RAPPORT STROHSCHNEIDER : UNE OPPORTUNITÉ MANQUÉE POUR DONNER UNE NOUVELLE DIRECTION À FARM TO FORK
Le groupe de dialogue stratégique sur l’avenir de l’agriculture de l’Union Européenne, institué par la Commission, vient de finaliser ses recommandations après plus de six mois de travail.
Farm Europe s’est félicité du lancement d’un tel dialogue stratégique qui donnait la capacité à poser les vrais sujets et construire une vision d’avenir pour un secteur essentiel à l’Union Européenne.
Aujourd’hui, le constat le plus apparent est celui d’une proposition de continuité des lignes passées avec :
1) Un volet économique largement obéré si ce n’est pour reconnaitre des déséquilibres dans la chaine alimentaire, pour souligner que la réserve de crise doit être revue pour être plus ciblée (sans parler ni de dimension ni de cohérence avec gestion risques), que la transition doit faire appel à des financements publics-privés et aux banques, que l’accent doit être mis sur la formation, la recherche et l’innovation mais sans mention de la nécessité et du comment franchir le mur d’investissements à réaliser dans les fermes, que les aides économiques à l’agriculture doivent être plus ciblées vers les petites structures, les jeunes et les zones sous contraintes naturelles.
2) Un appel à un renforcement substantiel de la dimension environnementale de la PAC et de la répartition des financements liés.
3) Les sujets carbone et un éventuel EST agricole sont renvoyés à des travaux à venir ; l’enjeu de la compétitivité européenne n’est pas adressée.
4) Un appel à une réduction de la consommation de viande dans l’Union Européenne par utilisation d’outils fiscaux et d’incitations financières, avec en parallèle une proposition de plan d’extensification, de réduction des émissions de l’élevage et d’un redimensionnement de la filière.
5) Un constat d’une incohérence entre politiques européennes environnementales et politiques commerciales avec un appel à faire mieux à l’avenir.
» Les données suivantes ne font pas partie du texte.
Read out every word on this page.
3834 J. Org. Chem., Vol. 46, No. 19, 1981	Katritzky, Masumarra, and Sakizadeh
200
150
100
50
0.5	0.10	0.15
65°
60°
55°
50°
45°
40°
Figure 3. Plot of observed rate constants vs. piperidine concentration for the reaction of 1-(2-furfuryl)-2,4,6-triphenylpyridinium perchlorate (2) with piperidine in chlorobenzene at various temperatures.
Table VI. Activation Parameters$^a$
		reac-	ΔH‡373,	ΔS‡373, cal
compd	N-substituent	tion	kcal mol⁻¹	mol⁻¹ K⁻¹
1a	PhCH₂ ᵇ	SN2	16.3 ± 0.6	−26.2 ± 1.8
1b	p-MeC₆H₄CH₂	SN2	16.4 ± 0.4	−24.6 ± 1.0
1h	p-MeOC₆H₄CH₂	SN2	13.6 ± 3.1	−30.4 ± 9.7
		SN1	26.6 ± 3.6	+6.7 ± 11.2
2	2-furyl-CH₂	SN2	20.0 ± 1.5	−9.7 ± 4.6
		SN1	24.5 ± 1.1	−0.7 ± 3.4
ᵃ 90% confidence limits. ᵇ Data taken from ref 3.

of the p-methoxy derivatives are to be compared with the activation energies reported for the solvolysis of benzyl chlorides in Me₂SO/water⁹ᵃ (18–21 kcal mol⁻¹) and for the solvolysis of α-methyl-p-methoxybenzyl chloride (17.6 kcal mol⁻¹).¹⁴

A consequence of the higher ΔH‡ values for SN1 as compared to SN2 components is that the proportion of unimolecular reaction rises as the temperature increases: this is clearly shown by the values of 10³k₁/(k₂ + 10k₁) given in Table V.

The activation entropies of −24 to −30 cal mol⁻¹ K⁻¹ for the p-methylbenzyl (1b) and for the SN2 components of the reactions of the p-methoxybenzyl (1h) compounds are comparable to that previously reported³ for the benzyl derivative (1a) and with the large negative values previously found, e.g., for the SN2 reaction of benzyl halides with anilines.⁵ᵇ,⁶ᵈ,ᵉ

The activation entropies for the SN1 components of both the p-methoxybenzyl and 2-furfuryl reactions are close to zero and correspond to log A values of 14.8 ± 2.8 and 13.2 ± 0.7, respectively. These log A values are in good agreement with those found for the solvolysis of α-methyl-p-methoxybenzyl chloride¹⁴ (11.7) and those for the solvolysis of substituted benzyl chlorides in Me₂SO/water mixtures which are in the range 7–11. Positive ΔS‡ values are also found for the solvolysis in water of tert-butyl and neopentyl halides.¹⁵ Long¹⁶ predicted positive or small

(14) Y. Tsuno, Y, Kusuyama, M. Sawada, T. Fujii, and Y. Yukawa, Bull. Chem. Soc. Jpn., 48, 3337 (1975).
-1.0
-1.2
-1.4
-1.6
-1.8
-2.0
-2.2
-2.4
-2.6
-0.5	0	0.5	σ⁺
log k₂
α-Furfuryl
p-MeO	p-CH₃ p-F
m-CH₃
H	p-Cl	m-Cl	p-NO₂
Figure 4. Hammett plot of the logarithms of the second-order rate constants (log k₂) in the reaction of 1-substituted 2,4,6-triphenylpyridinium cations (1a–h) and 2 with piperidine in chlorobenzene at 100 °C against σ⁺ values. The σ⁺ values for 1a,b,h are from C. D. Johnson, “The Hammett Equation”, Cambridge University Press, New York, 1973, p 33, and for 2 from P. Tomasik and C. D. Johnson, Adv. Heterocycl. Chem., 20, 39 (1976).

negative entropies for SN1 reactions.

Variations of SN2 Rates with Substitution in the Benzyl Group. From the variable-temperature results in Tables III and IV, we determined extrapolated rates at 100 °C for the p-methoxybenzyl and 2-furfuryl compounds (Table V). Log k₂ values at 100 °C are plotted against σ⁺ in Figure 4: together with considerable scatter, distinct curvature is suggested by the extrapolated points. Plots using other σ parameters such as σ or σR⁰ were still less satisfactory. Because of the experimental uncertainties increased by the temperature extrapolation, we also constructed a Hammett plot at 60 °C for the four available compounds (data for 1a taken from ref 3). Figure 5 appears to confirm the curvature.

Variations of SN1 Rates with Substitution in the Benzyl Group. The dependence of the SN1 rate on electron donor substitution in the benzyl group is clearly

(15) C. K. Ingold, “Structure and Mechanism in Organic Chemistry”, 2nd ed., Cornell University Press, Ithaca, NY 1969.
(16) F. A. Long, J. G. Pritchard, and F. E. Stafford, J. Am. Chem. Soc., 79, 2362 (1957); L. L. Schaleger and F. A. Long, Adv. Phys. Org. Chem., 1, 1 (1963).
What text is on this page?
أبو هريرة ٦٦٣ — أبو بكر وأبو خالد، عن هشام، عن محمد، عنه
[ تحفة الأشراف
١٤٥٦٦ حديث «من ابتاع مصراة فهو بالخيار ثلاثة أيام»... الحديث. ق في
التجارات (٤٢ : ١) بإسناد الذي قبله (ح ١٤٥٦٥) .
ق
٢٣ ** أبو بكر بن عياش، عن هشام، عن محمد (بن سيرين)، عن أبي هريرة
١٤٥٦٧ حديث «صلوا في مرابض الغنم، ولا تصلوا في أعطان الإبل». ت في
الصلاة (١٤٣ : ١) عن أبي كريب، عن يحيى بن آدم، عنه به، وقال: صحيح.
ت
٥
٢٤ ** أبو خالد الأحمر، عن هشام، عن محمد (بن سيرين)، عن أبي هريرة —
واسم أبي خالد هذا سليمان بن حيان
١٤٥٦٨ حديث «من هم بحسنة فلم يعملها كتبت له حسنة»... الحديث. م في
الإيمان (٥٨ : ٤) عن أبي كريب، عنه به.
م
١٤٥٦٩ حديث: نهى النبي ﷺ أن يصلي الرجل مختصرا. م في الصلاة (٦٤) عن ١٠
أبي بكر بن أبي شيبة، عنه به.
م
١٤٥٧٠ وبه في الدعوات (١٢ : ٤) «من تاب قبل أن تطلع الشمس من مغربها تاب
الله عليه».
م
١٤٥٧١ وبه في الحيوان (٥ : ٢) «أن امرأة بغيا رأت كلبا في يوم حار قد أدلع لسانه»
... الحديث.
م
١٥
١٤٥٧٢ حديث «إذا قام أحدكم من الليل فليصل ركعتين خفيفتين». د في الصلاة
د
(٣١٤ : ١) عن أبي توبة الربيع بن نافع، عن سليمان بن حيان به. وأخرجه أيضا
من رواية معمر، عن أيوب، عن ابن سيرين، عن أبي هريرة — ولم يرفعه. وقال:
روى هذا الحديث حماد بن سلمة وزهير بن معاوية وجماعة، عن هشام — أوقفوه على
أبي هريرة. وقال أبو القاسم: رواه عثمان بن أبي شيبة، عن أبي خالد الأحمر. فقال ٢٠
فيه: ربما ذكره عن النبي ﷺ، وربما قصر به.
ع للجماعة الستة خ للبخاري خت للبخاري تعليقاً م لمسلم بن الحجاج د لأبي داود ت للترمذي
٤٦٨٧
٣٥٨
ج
6) La suggestion de pérenniser ce groupe de dialogue stratégique dans un board consultatif qui interviendrait sur les évolutions des politiques et les cohérences entre elles ; suggestion qui supposerait d’être plus précis sur les contours d’un tel board par rapport aux responsabilités d’orientations des co-législateurs et au travail technique des services de la Commission européenne et son pouvoir d’initiative règlementaire.
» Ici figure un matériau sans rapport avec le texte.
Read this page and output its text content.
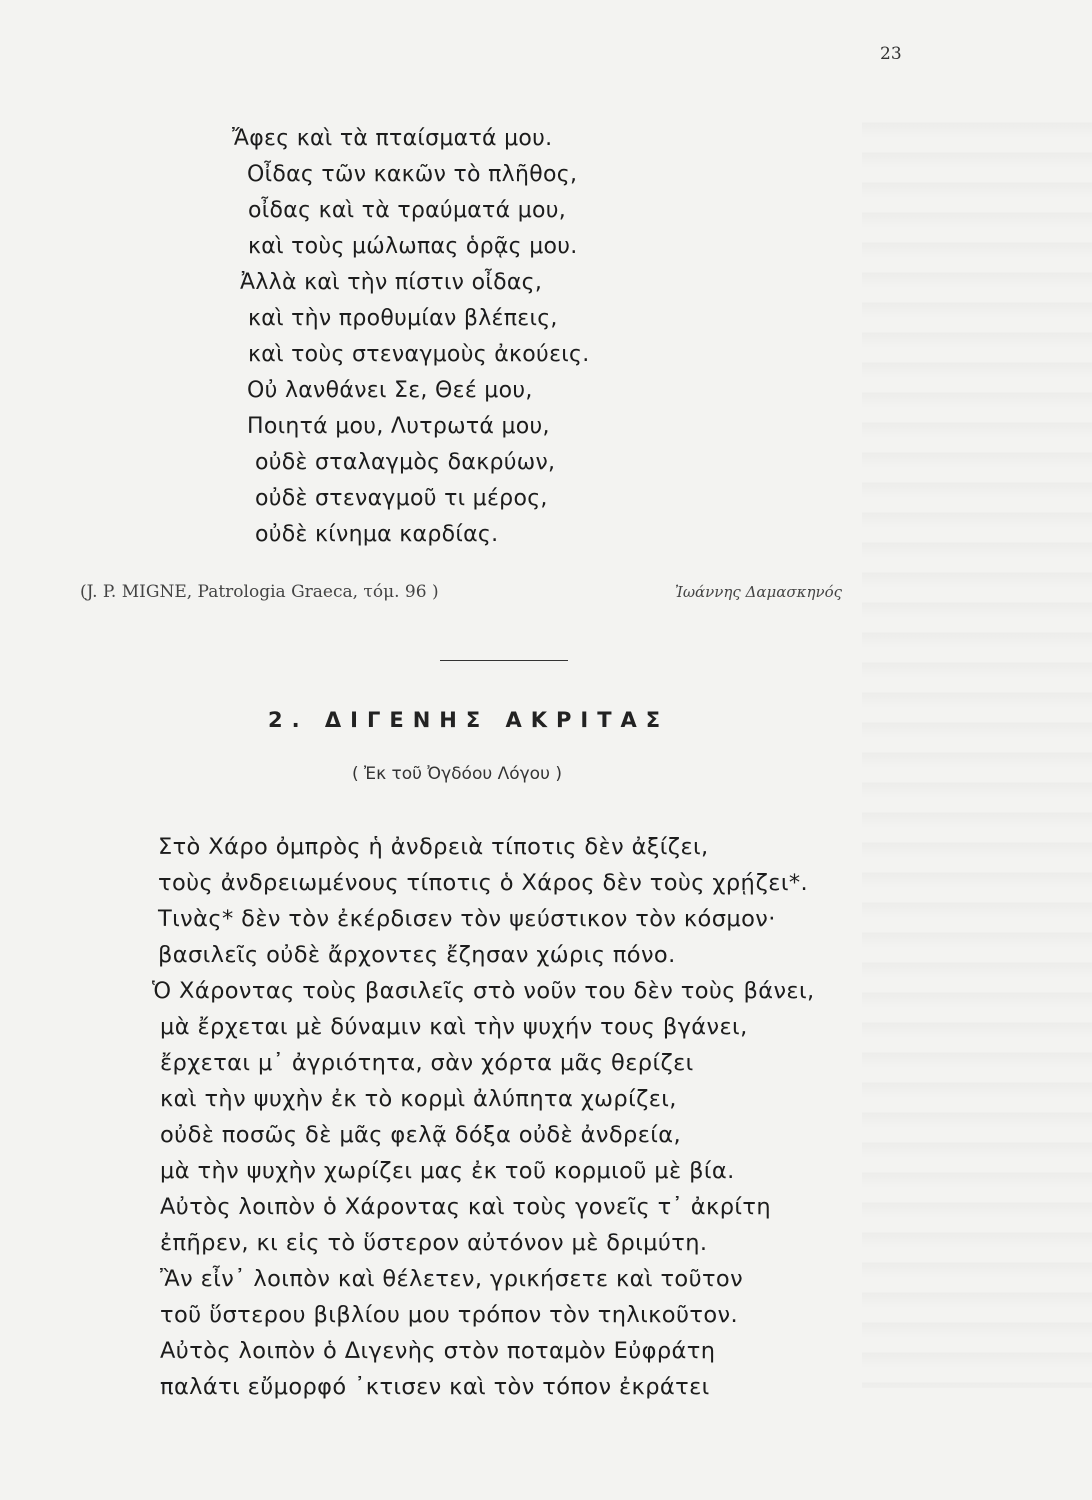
23
Ἄφες καὶ τὰ πταίσματά μου.
Οἶδας τῶν κακῶν τὸ πλῆθος,
οἶδας καὶ τὰ τραύματά μου,
καὶ τοὺς μώλωπας ὁρᾷς μου.
Ἀλλὰ καὶ τὴν πίστιν οἶδας,
καὶ τὴν προθυμίαν βλέπεις,
καὶ τοὺς στεναγμοὺς ἀκούεις.
Οὐ λανθάνει Σε, Θεέ μου,
Ποιητά μου, Λυτρωτά μου,
οὐδὲ σταλαγμὸς δακρύων,
οὐδὲ στεναγμοῦ τι μέρος,
οὐδὲ κίνημα καρδίας.
(J. P. MIGNE, Patrologia Graeca, τόμ. 96 )	Ἰωάννης Δαμασκηνός
2. ΔΙΓΕΝΗΣ ΑΚΡΙΤΑΣ
( Ἐκ τοῦ Ὀγδόου Λόγου )
Στὸ Χάρο ὀμπρὸς ἡ ἀνδρειὰ τίποτις δὲν ἀξίζει,
τοὺς ἀνδρειωμένους τίποτις ὁ Χάρος δὲν τοὺς χρῄζει*.
Τινὰς* δὲν τὸν ἐκέρδισεν τὸν ψεύστικον τὸν κόσμον·
βασιλεῖς οὐδὲ ἄρχοντες ἔζησαν χώρις πόνο.
Ὁ Χάροντας τοὺς βασιλεῖς στὸ νοῦν του δὲν τοὺς βάνει,
μὰ ἔρχεται μὲ δύναμιν καὶ τὴν ψυχήν τους βγάνει,
ἔρχεται μ᾽ ἀγριότητα, σὰν χόρτα μᾶς θερίζει
καὶ τὴν ψυχὴν ἐκ τὸ κορμὶ ἀλύπητα χωρίζει,
οὐδὲ ποσῶς δὲ μᾶς φελᾷ δόξα οὐδὲ ἀνδρεία,
μὰ τὴν ψυχὴν χωρίζει μας ἐκ τοῦ κορμιοῦ μὲ βία.
Αὐτὸς λοιπὸν ὁ Χάροντας καὶ τοὺς γονεῖς τ᾽ ἀκρίτη
ἐπῆρεν, κι εἰς τὸ ὕστερον αὐτόνον μὲ δριμύτη.
Ἂν εἶν᾽ λοιπὸν καὶ θέλετεν, γρικήσετε καὶ τοῦτον
τοῦ ὕστερου βιβλίου μου τρόπον τὸν τηλικοῦτον.
Αὐτὸς λοιπὸν ὁ Διγενὴς στὸν ποταμὸν Εὐφράτη
παλάτι εὔμορφό ᾽κτισεν καὶ τὸν τόπον ἐκράτει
Au total, à l’issue de ces six mois de travaux, demeure intacte la question de savoir si et comment l’Union Européenne entend :
– compter sur son agriculture pour réussir la transition de son économie (qui nécessite de disposer de plus de 20 % de biomasse en plus),
– affirmer sa souveraineté alimentaire,
– conduire l’agriculture européenne sur un chemin vertueux conjuguant en même temps rentabilité économique retrouvée, durabilité renforcée et performance sociale au profit de nos territoires.
Hors l’engagement réaffirmé en faveur des nouvelles techniques génomiques, les recommandations du groupe de dialogue civil permettent-elles d’écrire une nouvelle page européenne pour une agriculture de triple performance revigorée ? Permettent-elles de répondre aux cris d’alarme lancés par les agriculteurs de toute l’Union Européenne ?
La mention du ciblage des moyens est un leitmotiv, et permet d’escamoter la question du dimensionnement de ces moyens.
Les conclusions de ce groupe ne tournent pas le dos aux recettes avancées par la commission sortante pour sa Farm to Fork et son orientation vers toujours plus de flexibilités qui se rapproche d’une renationalisaiton de la PAC.
La question demeure de comment construire une politique qui prépare l’avenir plutôt qu’elle ne préserve le passé, sans dresser les différents secteurs et acteurs les uns contre les autres. Une approche réussie nécessite des stratégies sectorielles spécifiques, s’éloignant des contraintes normatives qui conduisent à la décroissance pour aller vers des incitations qui promeuvent l’investissement et la modernisation en profondeur dans les secteurs européens.